兵士によると、緩衝地帯には境界線はなく、中に入ったパレスチナ人は銃撃されたという。

戦車部隊の兵士は、装甲ブルドーザーが土地を平らにして「キルゾーン」を作り、戦車から500メートル以内に近づいた者は、女性や子供も含めて射殺されると言った。

戦車部隊の兵士たちの多くは、10月7日の攻撃に対する復讐心から行動したという。

「彼らが私たちを殺したから、今度は私たちが彼らを殺すんだ。私たちは彼らを殺すだけではない。彼らの妻、子供、猫、犬を殺し、家も破壊した」

軍は、攻撃は情報に基づいており、「非戦闘員への被害はできる限り避ける 」と述べた。

長期保有?

イスラエルが緩衝地帯やガザ内の他の領土をいつまで保持するつもりなのかは不明だ。

ネタニヤフ首相は、ガザ南部を横断する新たな通路を発表した際、イスラエルはハマスに圧力をかけ、残りの人質59人(うち35人は死亡したと見られている)を解放させるのが狙いだと述べた。また、ハマスが壊滅し、その指導者がガザを去ったときにのみ戦争は終結し、その時点でイスラエルがガザの治安を掌握することになると述べた。

その後、イスラエルはドナルド・トランプ米大統領の呼びかけに応じ、パレスチナ人をガザから移住させる。

イスラエルのアナリストの中には、緩衝地帯の目的はガザを占領することではなく、ハマスが解体されるまでガザを確保することだと言う者もいる。イスラエルのシンクタンク、国家安全保障研究所(Institute for National Security Studies)とミスガブ研究所(Misgav Institute)の上級研究員であるコビ・マイケル氏は、「これは、敵対する国家と国境を接する場合、まともな国であれば国境に関して行うことだ」と述べた。
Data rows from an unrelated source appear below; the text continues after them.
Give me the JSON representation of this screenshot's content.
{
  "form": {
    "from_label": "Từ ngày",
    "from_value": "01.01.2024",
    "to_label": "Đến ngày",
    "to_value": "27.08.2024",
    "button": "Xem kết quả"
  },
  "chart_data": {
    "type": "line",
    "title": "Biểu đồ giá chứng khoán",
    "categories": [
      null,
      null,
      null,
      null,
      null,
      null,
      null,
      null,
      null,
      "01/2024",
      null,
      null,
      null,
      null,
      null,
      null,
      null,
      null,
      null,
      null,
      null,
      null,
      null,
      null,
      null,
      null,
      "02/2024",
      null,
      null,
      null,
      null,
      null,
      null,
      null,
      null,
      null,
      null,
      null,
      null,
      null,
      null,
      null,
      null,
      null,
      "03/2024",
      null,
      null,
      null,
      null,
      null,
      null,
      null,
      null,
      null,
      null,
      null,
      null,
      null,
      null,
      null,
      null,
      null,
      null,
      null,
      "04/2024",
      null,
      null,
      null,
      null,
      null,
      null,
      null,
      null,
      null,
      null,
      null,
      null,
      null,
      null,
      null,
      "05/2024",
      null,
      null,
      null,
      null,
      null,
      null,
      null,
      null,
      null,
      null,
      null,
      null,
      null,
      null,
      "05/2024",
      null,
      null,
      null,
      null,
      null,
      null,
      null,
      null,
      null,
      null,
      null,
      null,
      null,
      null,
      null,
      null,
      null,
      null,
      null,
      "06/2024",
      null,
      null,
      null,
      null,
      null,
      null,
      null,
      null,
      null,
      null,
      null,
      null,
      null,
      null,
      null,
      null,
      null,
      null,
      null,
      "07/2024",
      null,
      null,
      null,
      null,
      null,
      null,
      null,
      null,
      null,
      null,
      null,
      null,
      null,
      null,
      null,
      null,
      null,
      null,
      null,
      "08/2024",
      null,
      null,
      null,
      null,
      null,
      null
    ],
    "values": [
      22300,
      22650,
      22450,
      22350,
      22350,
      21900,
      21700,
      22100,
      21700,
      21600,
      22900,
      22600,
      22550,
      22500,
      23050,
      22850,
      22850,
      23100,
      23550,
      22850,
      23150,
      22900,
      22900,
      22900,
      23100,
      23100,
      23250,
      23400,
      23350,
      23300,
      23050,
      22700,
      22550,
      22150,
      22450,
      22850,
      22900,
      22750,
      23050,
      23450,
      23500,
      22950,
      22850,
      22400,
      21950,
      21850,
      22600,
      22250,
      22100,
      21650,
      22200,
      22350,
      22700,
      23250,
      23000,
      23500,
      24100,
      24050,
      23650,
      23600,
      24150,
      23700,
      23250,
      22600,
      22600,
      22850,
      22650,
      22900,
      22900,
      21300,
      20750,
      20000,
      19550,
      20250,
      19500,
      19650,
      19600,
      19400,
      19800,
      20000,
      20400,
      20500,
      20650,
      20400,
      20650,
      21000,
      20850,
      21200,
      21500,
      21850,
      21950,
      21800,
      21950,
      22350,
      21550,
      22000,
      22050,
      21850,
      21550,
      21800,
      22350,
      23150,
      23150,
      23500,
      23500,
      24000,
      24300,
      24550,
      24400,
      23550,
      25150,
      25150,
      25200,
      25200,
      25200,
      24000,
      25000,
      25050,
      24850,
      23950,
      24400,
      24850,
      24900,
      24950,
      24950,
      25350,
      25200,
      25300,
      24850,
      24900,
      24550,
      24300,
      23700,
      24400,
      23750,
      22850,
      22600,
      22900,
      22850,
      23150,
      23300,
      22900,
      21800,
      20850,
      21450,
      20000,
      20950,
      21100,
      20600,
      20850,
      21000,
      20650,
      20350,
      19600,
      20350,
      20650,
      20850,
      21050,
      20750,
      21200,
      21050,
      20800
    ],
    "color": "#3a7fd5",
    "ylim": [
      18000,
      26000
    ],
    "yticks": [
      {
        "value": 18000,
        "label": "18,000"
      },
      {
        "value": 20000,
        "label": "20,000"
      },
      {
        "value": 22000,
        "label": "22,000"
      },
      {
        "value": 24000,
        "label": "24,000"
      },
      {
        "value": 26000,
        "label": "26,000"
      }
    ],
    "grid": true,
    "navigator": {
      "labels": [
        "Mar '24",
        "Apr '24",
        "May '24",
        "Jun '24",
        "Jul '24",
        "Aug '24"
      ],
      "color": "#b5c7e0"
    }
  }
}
しかし、権利保護団体は、人々を強制的に避難させることは、戦争犯罪や人道に対する犯罪の可能性があると述べている。ヒューマン・ライツ・ウォッチのナディア・ハードマン研究員は、ガザの緩衝地帯内では特に、「民族浄化」に相当すると指摘する。

イスラエルはこの非難に根拠がないとし、民間人を守るために戦闘地域から避難させていると述べた。